Ardan berdecak malas, dia mengetuk pintu sebanyak tiga kali dan kemudian masuk ke dalam kelas itu. Yang pertama kali mereka lihat adalah seorang guru berperawakan cukup tinggi, berbadan besar, dengan kumis hitam tebal di wajahnya.
"Telat lagi kalian, hah?" sentak guru itu, Arsan dan yang lain melihat guru itu bergidik ngeri. Bagaimana tidak? Guru itu menatap mereka seolah Arsan, Rey, Joy dan Ardan adalah mangsa yang akan disantap. Guru itu berjalan ke arah mereka dengan penggaris kayu yang diketuk pada telapak tangan.
"Mereka mengantarkan saya pak," ujar Railin di depan pintu, menarik pusat perhatian yang berada di dalam kelas itu.
"Kamu, Railin?
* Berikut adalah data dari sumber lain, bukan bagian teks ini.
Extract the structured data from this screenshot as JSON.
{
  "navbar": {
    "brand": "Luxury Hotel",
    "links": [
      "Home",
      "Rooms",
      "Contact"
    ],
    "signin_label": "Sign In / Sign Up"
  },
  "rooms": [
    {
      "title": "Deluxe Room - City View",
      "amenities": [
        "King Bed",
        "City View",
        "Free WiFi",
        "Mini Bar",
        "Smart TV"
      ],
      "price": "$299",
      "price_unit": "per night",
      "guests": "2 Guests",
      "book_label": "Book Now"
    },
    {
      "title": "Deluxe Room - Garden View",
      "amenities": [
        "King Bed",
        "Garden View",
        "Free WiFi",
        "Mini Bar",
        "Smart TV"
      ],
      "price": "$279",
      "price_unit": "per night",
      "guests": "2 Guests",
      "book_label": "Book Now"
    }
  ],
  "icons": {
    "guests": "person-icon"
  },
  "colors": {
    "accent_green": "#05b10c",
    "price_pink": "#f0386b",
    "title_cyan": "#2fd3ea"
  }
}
Yang anak pindahan itu?" tanya guru tersebut pada Railin.
"Iya pak, betul," jawab Railin dengan ramah.
"Nah iya tuh, pak! Tadi dia minta dianterin ke ruang TU," sahut Ardan yang tidak sepenuhnya benar, karena mereka terlambat akibat terlalu lama di kantin. Sedangkan Railin hanya mengangguk saja mengiyakan.
"Ah, iya Pak! Tadi saya minta mereka buat ke ruang tata udaha, sekalian saya minta buat anterin langsung ke kelas saya."
Guru itu mengangguk percaya, dan kemudian menyuruh Arsan, Rey, Joy, dan Ardan duduk ditempat mereka masing-masing. Mereka berempat bernafas lega, karena guru mereka percaya. Jika tidak, entah apa yang akan dilakukan nya pada Arsan, Rey, Joy, dan Ardan.
Setelah itu gurunya menyuruh Railin memperkenalkan diri pada murid - muridnya yang lain. "Yasudah kalian duduk, dan kamu silahkan untuk memperkenalkan diri!" titah guru itu.
Mereka berempat sudah duduk di tempat mereka masing-masing, memandang Railin yang berdiri di depan kelas untuk perkenalan diri.
"Hai, salam kenal. Railin Vahsya Gevana. Pindahan dari SMA Tunas 3." Para murid yang berada dikelas itupun dibuat terkejut. Pasalnya sekolah dahulu Railin adalah musuh abadi dari sekolah mereka.
"Lohh kok dia bisa diterima disini?"
"What? Seriously?"
"Wah ini nih yang namanya, masuk kandang lawan!"
"Gak bisa gitu dong, Pak."
"Gak usah diterima lah, Pak! Nanti yang ada sekolah kita di sabotase lagi!"
"Kaya gak ada sekolah lain aja, sih."
Railin yang mendengar cacian para murid itupun hanya santai. Marah? Tidak. Kesal? Hanya sedikit. Tapi karena prinsipnya yang harus tetap santai dalam keadaan apapun, gadis itu tenang-tenang saja.Lagi punn Railin sudah terbiasa mendengar kata-kata menyakitkan itu.
Berbeda dengan Railin, ke-empat laki-laki itu justru mengumpati teman satu kelas mereka di dalam hati. Seenaknya saja mereka mengatur seseorang. Memangnya mereka siapa, melarang orang lain untuk bersekolah di sini.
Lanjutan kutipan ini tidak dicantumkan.